Stefanick herself was educated during the women's movement of the late 60s and 70s. And, not unlike the Meddit commenter, she admits to feeling like women have been pushed out of the conversation. However, she continues to use inclusive, gender-non-specific terms as much as possible, she said.
Stefanick doesn't live in "fear" of her students, necessarily -- but it's "in that direction."
"I want to figure out how I can teach and communicate in a way that doesn't trigger somebody," she said. "It's a sensitivity -- maybe a hypersensitivity -- which almost borders on fear, but it's not quite fear."
Herzog described this in her piece as a phenomenon of "students policing teachers; of students being treated as the authorities over and above their teachers." In practice, though, confronting a professor about their approach to sex and gender isn't always as contentious as it's portrayed.
Rather, as Greene put it, it's an opportunity for "co-learning," wherein teachers learn from their students and vice versa.

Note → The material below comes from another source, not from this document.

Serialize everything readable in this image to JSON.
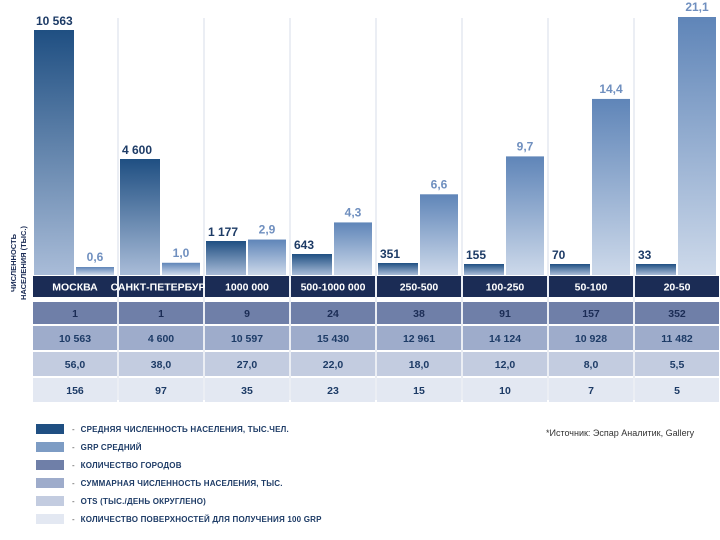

"When we put people in situations where they're uncomfortable, and then we shame them about it, we lose the opportunity to have that dialogue," Greene said. "I put that blame on cancel culture writ large ... But individual students and learners are able to have the conversation and say, 'this is what I learned, this is what I think, help me understand better.'"
A rising second-year medical student at NYU (who requested to remain anonymous) also recognized the wide variability when it comes to where professors are in the sex/gender conversation. He recalled his own endocrinology lectures, during which students and instructors acknowledged that they were all trying their best -- learning, listening, and adapting along the way.
"[Professors] are not going to be perfect every time and that's okay," he said. "It takes time for people who have grown up where things are one way, to learn about how things might be different."